El concepto de «turismofobia» se acuñó para designar los actos y las protestas contra el turismo, sobre todo, a partir de las actuaciones de Arran en julio de 2017. Ya sabemos que el capitalismo, aunque creamos que el lenguaje no genera realidad, tiende a cambiar los nombres para dar a entender todo lo contrario de lo que, en un principio, era. Así, las reclamaciones reales, y a ojos de la autora, necesarias, que intentaban explicitar mediante estos actos, quedan reducidas a una fobia, es decir, a un odio irracional y no fundamentado. El problema, pues, ya no es la gentrificación, la precariedad laboral que genera o la masificación de las ciudades. Ahora, el problema es la gente que teme al turista. Ahora bien, más allá del debate lingüístico al respecto, detengámonos en las consecuencias de este turismo y sus implicaciones filosóficas, éticas y antropológicas.
Las consecuencias económicas son obvias. La gentrificación, en primer lugar, expulsa a los ciudadanos de las ciudades debido al encarecimiento de los alquileres. El ocio, cultural o no, también aumenta de precio, así encontramos establecimientos que cobran cuatros euros por una cerveza o doce euros para entrar a un museo de arte muy conocido. Los trabajos generados, en la mayoría de las ocasiones, son temporales y con sueldos que no alcanzan los mil euros por jornadas laborales que exceden las ocho horas de jornada.

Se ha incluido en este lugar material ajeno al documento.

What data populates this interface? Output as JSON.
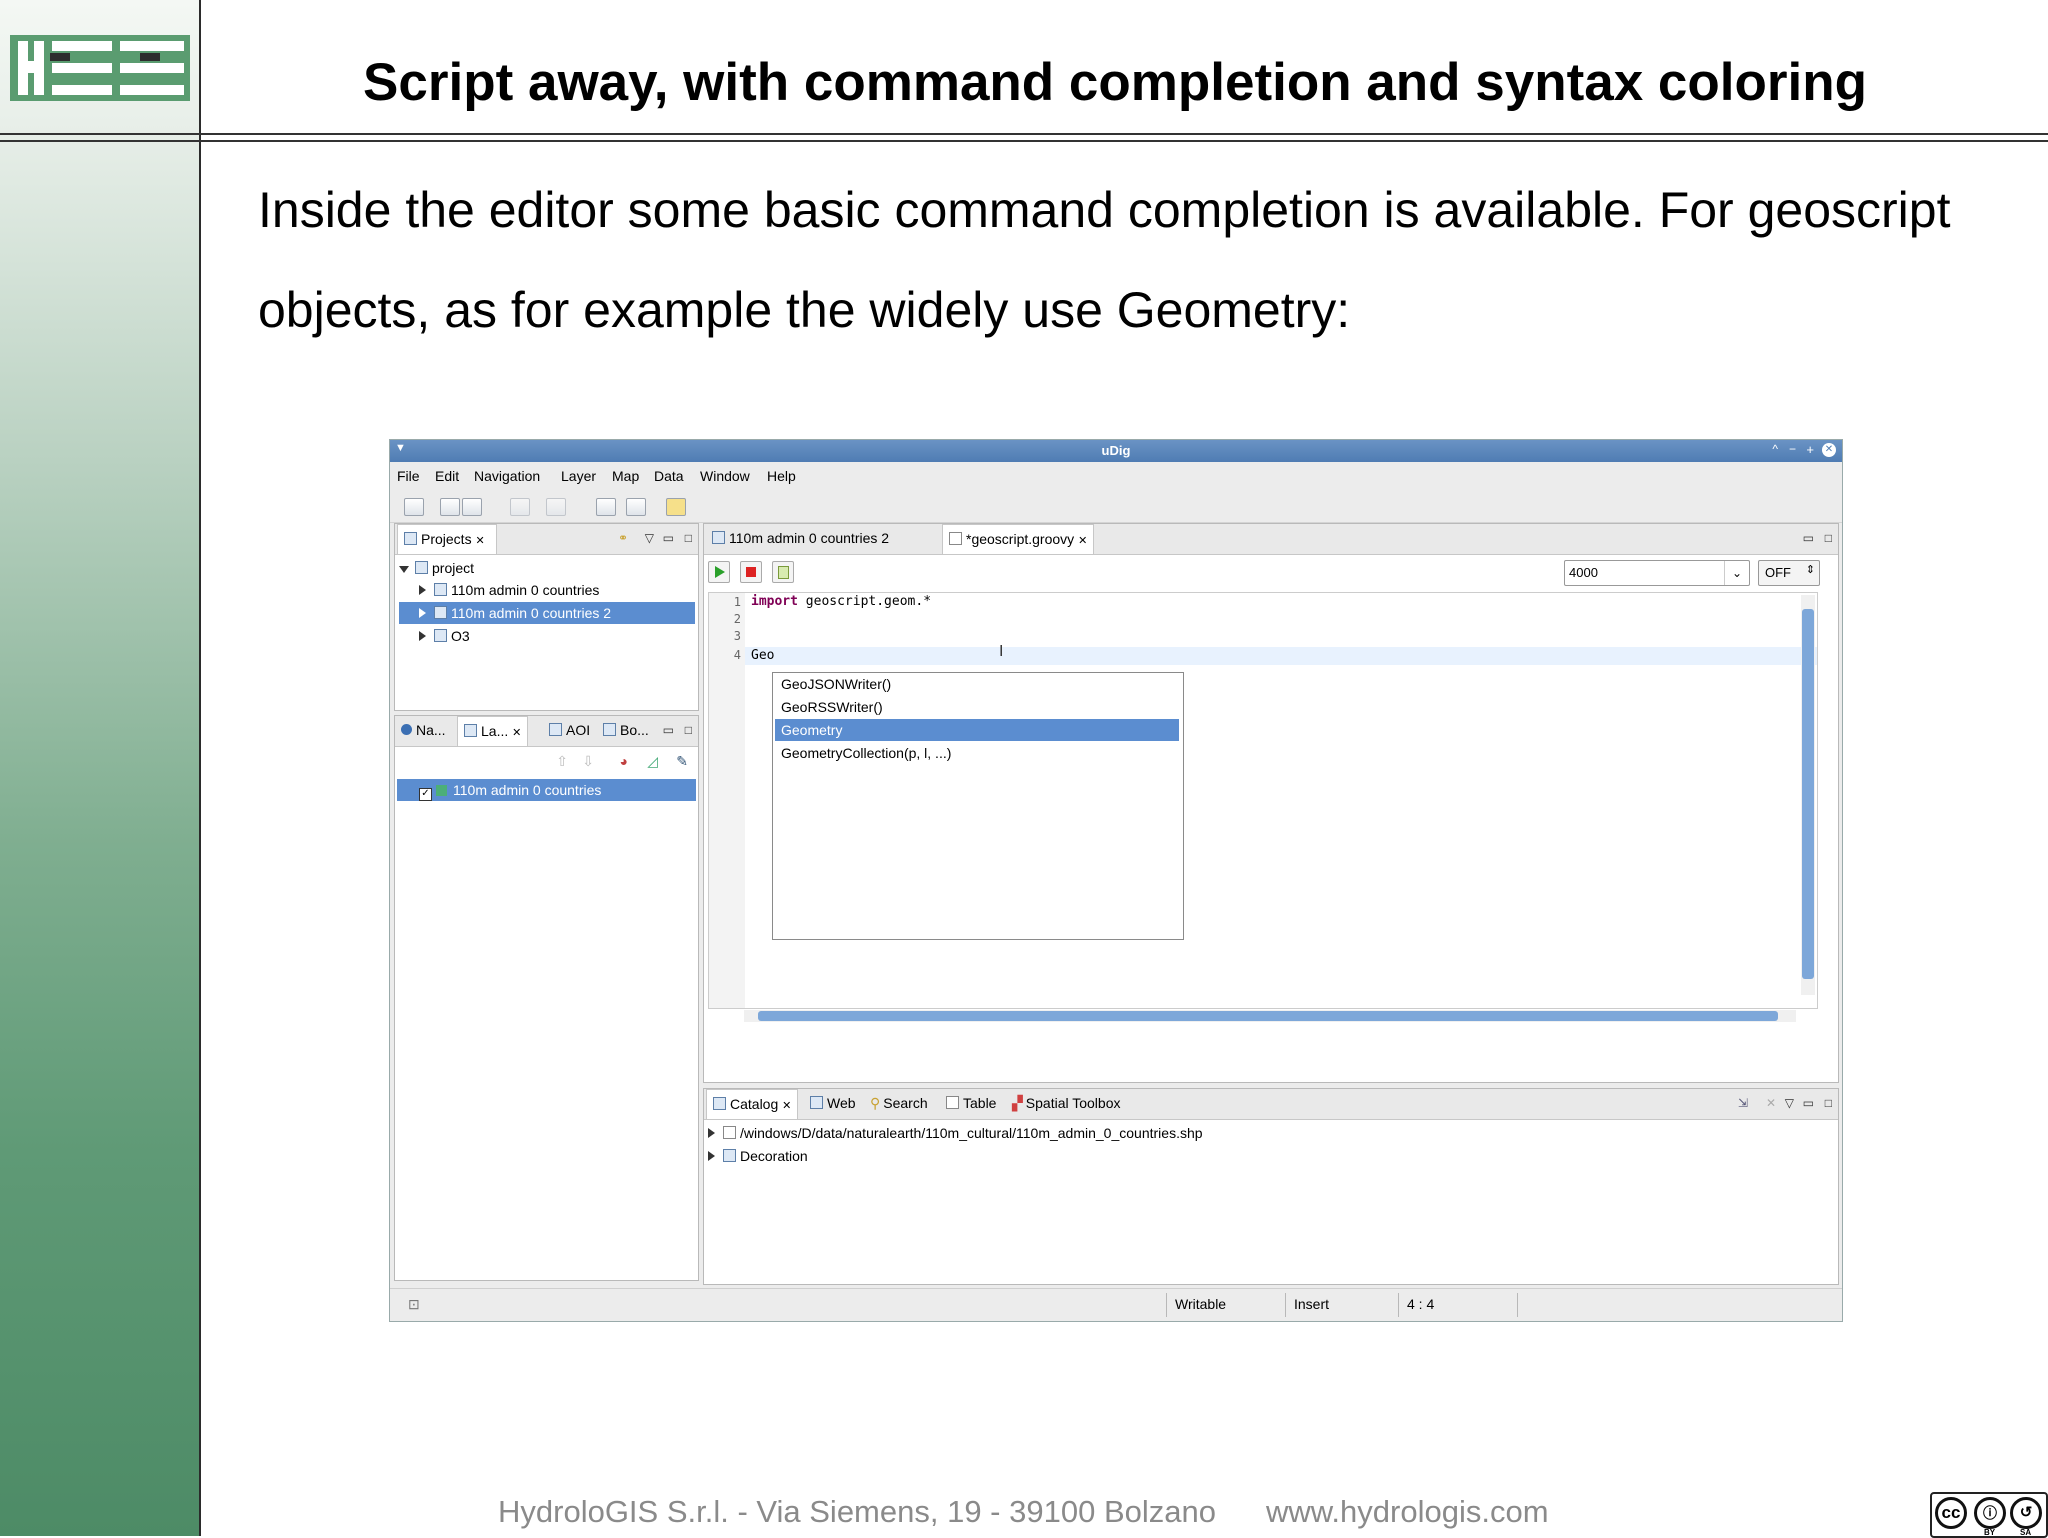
{
  "slide": {
    "title": "Script away, with command completion and syntax coloring",
    "intro_line1": "Inside the editor some basic command completion is available. For geoscript",
    "intro_line2": "objects, as for example the widely use Geometry:",
    "footer_address": "HydroloGIS S.r.l. - Via Siemens, 19 - 39100 Bolzano",
    "footer_url": "www.hydrologis.com",
    "license_by": "BY",
    "license_sa": "SA",
    "license_cc": "cc"
  },
  "window": {
    "title": "uDig",
    "controls": [
      "^",
      "−",
      "+",
      "✕"
    ]
  },
  "menu": [
    "File",
    "Edit",
    "Navigation",
    "Layer",
    "Map",
    "Data",
    "Window",
    "Help"
  ],
  "projects_panel": {
    "tab_label": "Projects",
    "root": "project",
    "items": [
      "110m admin 0 countries",
      "110m admin 0 countries 2",
      "O3"
    ],
    "selected_index": 1
  },
  "layers_panel": {
    "tabs": [
      "Na...",
      "La...",
      "AOI",
      "Bo..."
    ],
    "items": [
      "110m admin 0 countries"
    ]
  },
  "editor": {
    "tabs": [
      "110m admin 0 countries 2",
      "*geoscript.groovy"
    ],
    "active_tab": 1,
    "scale_value": "4000",
    "toggle_value": "OFF",
    "lines": [
      {
        "num": "1",
        "keyword": "import",
        "text": " geoscript.geom.*"
      },
      {
        "num": "2",
        "keyword": "",
        "text": ""
      },
      {
        "num": "3",
        "keyword": "",
        "text": ""
      },
      {
        "num": "4",
        "keyword": "",
        "text": "Geo"
      }
    ],
    "completions": [
      "GeoJSONWriter()",
      "GeoRSSWriter()",
      "Geometry",
      "GeometryCollection(p, l, ...)"
    ],
    "selected_completion": 2
  },
  "bottom_panel": {
    "tabs": [
      "Catalog",
      "Web",
      "Search",
      "Table",
      "Spatial Toolbox"
    ],
    "items": [
      "/windows/D/data/naturalearth/110m_cultural/110m_admin_0_countries.shp",
      "Decoration"
    ]
  },
  "statusbar": {
    "mode": "Writable",
    "insert": "Insert",
    "position": "4 : 4"
  },
  "colors": {
    "titlebar": "#4f7cb3",
    "selection": "#5b8dd0",
    "keyword": "#7f0055",
    "band": "#5f9a76"
  }
}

Asimismo, las ciudades se deterioran y, si, además de turismo, este es de borrachera, el ruido, los escándalos y los desperfectos, harán que la calidad de vida empeore. Pero, esto no acaba aquí porque el turismo también tiene implicaciones éticas, que, a veces, olvidamos.

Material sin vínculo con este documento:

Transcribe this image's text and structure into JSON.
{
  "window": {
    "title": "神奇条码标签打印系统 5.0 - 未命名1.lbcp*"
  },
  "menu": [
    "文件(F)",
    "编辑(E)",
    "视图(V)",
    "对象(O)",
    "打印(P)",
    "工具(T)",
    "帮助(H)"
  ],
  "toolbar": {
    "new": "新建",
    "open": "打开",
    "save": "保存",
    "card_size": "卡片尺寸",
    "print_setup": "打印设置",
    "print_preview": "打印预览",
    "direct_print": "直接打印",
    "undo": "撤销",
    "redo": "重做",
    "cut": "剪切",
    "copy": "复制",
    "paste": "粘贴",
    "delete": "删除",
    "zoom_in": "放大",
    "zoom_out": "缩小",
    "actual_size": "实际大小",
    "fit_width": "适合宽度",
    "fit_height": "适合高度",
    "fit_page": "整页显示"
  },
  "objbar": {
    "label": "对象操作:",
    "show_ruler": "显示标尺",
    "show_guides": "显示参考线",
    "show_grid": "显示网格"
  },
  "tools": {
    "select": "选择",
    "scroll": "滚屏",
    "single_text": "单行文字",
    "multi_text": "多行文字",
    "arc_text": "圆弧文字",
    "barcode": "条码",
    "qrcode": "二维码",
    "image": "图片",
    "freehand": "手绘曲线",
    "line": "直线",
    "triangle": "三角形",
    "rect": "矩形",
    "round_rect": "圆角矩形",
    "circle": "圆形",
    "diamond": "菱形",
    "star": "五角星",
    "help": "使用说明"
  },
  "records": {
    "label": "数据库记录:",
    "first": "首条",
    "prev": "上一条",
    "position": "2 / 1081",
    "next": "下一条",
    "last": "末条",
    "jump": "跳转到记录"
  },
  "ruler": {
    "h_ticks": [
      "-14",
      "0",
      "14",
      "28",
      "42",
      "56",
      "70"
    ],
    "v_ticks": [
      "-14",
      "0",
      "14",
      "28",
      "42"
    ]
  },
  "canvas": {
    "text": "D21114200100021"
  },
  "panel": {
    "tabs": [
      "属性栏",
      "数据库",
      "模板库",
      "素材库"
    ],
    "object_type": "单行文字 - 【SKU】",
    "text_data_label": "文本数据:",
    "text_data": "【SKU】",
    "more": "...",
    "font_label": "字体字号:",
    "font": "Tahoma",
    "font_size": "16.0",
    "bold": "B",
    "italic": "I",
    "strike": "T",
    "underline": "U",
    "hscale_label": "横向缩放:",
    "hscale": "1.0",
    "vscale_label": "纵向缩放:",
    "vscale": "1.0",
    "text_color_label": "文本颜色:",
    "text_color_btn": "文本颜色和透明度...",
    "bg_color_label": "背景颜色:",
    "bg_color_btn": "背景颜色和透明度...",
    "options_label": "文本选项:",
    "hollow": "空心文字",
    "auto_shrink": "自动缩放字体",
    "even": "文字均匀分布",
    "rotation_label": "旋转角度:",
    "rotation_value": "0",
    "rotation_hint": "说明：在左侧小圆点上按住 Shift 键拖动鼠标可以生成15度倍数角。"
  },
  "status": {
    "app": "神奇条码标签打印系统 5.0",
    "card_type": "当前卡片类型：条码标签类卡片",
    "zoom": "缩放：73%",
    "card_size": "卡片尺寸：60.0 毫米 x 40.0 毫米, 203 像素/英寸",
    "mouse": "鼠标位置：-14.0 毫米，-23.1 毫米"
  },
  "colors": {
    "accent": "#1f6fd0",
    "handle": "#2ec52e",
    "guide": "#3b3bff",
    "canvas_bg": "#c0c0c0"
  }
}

El turismo implica la mercantilización de la cultura, el folklore, la historia e incluso los propios locales. El cuadro, o el conjunto de ellos, el castillo, el palacio o la plaza donde se depuso la dictadura hace doscientos años se convierten en objetos, se tasan, se fetichizan y se reducen al valor de su entrada, si puede cerrarse y poner taquillas. Si no, basta con conservar las fachadas y convertir los antiguos edificios en tiendas varias o bares a precio turista. Por ello, la ciudad, más bien las ciudades (histórica, industrial, residencial, de ocio) se convierten en un gran no-lugar (Marc Augé). Esto es un espacio que no significa, que hace imposible definir a los individuos que transitan en relación con él. Solo es relevante cuando un individuo pasa, circula, puesto que sus características no pueden ser adscritas a ninguna cultura, historia o vivencia vital determinada. Un ejemplo claro es el centro comercial, pues si miramos una fotografía de este espacio no podremos determinar si este se encuentra en Arabia Saudí, Madrid o Indianápolis. Las ciudades se han convertido en grandes centros comerciales para turistas y los restos históricos o los centros culturales en un mero bien de consumo más. Da igual lo que se mire porque en realidad no se está mirando, no se está intentando entender el porqué de esa cultura, el porqué de esa obra artística, el porqué de esa ciudad. Las ciudades desaparecen y solo queda una imagen inventada, irreal, desposeída de su realidad, necesidad e historia.
De igual modo, el local, sobre todo, si hablamos de países que ya son el otro, lo no diferenciado, se convierte en simple objeto que puede ser fotografiado. Niños y personas felices, “a pesar de la pobreza”. Esto implica ser estereotipadas, desposeídas de su individualidad, de sus problemas reales, de su verdadera carga cultural y de su subjetividad. Son solo objetos de consumo, un producto más del turismo capitalista y occidental, si bien es cierto que este orientalismo no es nuevo. E. Said ya lo definía y explicaba en Orientalismo y señalaba la importancia histórica de este relato occidental (e irreal) en las relaciones económicas y de poder.
El turismo, pues, no es solo una práctica que reporta grandes beneficios económicos al país. En primer lugar, porque estos beneficios económicos no suelen ir hacia la clase trabajadora, sino que se quedan en mano de los empresarios y demás altas esferas. Asimismo, se trata de puestos laborales muy precarios y temporales. En segundo lugar, porque tiene implicaciones éticas y filosóficas, que no se han de olvidar: cosificación, destrucción histórica y cultural de la ciudad, orientalización y mercadeo de personas.
El turismo, más bien, los viajes no han de ser desechados y tampoco se debe negar la posibilidad de visitar otros países, ciudades o territorios, pero es necesario redefinir estas experiencias desde la responsabilidad, la ética, el respeto, el cuidado y las realidades concretas de los lugares a visitar.